ThreadX is an advanced real-time operating system (RTOS) designed specifically for deeply embedded applications. To help ease application migration to ThreadX RTOS, Eclipse ThreadX provides [adaption layers](https://github.com/eclipse-threadx/threadx/tree/master/utility/rtos_compatibility_layers) for various legacy RTOS APIs (FreeRTOS, POSIX, OSEK, etc.).

## Component dependencies

The main components of ThreadX RTOS are each provided in their own repository, but there are dependencies between them, as shown in the following graph. This is important to understand when setting up your builds.

![dependency graph](docs/deps.png)

> You will have to take the dependency graph above into account when building anything other than ThreadX itself.

### Building and using the library

Instruction for building the ThreadX as static library using Arm GNU Toolchain and CMake. If you are using toolchain and IDE from semiconductor, you might follow its own instructions to use ThreadX RTOS components as explained in the [Getting Started](#getting-started) section.

1. Install the following tools:

    * [CMake](https://cmake.org/download/) version 3.0 or later
    * [Arm GNU Toolchain for arm-none-eabi](https://developer.arm.com/downloads/-/arm-gnu-toolchain-downloads)
    * [Ninja](https://ninja-build.org/)

1. Cloning the repo

    ```bash
    $ git clone https://github.com/eclipse-threadx/threadx.git
    ```

1. Define the features and addons you need in `tx_user.h` and build together with the component source code. You can refer to [`tx_user_sample.h`](https://github.com/eclipse-threadx/threadx/blob/master/common/inc/tx_user_sample.h) as an example.

1. Building as a static library

    Each component of ThreadX RTOS comes with a composable CMake-based build system that supports many different MCUs and host systems. Integrating any of these components into your device app code is as simple as adding a git submodule and then including it in your build using the CMake `add_subdirectory()`.

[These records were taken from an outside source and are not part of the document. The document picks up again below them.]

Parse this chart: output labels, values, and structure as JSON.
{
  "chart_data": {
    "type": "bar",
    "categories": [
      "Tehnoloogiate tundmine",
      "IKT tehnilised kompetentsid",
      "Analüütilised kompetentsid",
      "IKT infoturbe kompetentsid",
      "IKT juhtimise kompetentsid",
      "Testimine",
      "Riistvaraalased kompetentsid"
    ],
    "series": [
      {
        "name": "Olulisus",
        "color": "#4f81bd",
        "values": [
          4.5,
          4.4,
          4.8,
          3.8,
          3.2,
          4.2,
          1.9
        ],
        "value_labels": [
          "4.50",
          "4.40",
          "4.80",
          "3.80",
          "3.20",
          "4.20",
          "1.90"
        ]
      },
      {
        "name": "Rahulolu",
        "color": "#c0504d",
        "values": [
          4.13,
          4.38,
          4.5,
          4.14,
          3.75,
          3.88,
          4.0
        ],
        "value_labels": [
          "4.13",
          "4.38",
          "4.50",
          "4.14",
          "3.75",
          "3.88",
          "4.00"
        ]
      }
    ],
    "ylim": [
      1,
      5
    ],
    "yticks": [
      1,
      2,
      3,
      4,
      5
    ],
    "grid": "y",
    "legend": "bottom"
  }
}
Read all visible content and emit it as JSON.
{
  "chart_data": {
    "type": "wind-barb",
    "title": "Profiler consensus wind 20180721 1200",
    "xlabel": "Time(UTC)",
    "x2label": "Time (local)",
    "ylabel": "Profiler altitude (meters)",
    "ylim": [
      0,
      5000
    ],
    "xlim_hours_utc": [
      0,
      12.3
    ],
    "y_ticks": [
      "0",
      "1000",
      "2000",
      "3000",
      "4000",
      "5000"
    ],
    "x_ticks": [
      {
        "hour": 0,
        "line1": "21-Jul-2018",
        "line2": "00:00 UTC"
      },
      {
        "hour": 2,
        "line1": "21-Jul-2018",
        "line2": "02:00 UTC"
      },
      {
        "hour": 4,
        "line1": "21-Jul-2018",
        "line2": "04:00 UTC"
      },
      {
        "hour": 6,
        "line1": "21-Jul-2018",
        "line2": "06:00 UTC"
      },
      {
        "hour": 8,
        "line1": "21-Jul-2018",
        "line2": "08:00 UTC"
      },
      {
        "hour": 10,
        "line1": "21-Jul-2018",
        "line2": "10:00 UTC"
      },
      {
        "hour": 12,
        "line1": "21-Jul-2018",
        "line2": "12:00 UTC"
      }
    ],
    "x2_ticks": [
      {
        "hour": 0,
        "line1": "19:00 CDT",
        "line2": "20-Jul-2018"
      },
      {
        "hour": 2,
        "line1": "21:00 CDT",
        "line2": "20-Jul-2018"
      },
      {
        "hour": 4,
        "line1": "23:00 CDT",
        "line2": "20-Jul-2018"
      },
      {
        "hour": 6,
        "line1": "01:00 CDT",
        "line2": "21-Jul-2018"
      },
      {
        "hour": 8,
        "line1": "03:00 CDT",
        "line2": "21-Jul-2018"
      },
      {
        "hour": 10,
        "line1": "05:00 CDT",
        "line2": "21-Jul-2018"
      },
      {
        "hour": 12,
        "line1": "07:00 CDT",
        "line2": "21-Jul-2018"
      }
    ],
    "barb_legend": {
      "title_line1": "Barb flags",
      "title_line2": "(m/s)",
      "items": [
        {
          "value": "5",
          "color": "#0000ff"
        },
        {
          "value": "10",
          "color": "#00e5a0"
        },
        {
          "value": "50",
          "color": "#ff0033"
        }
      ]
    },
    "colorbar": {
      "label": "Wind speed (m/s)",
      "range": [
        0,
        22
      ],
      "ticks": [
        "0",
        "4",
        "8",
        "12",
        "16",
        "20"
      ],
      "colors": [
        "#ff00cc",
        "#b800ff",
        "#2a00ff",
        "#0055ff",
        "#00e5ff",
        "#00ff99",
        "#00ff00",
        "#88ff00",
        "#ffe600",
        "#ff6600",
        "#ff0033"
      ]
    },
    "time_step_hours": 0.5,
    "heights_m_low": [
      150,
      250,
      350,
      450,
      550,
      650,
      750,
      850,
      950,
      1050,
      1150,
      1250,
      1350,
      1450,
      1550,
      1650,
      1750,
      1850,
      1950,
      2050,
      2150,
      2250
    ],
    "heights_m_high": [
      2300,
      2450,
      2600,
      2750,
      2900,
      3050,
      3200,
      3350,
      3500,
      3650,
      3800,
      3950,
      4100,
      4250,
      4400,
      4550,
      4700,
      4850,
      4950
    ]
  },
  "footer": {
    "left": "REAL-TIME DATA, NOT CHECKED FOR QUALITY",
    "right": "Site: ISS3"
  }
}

    While the typical usage pattern is to include ThreadX into your device code source tree to be built & linked with your code, you can compile this project as a standalone static library to confirm your build is set up correctly.

    An example of building the library for Cortex-M4:

    ```bash
    $ cmake -Bbuild -GNinja -DCMAKE_TOOLCHAIN_FILE=cmake/cortex_m4.cmake .

    $ cmake --build ./build
    ```

## Professional support


## Licensing

License terms for using Eclipse ThreadX are defined in the LICENSE.txt file of this repo. Please refer to this file for all definitive licensing information.

## Resources

The following are references to additional ThreadX RTOS resources:

- **Product introduction**: https://github.com/eclipse-threadx/rtos-docs
- **Product issues and bugs, or feature requests**: https://github.com/eclipse-threadx/threadx/issues
- **TraceX Installer**: https://aka.ms/azrtos-tracex-installer

You can also check [previous questions](https://stackoverflow.com/questions/tagged/threadx-rtos+threadx) or ask new ones on StackOverflow using the `threadx-rtos` and `threadx` tags.

## Security

Eclipse ThreadX provides OEMs with components to secure communication and to create code and data isolation using underlying MCU/MPU hardware protection mechanisms. It is ultimately the responsibility of the device builder to ensure the device fully meets the evolving security requirements associated with its specific use case.

## Contribution

Please follow the instructions provided in the [CONTRIBUTING.md](./CONTRIBUTING.md) for the corresponding repository.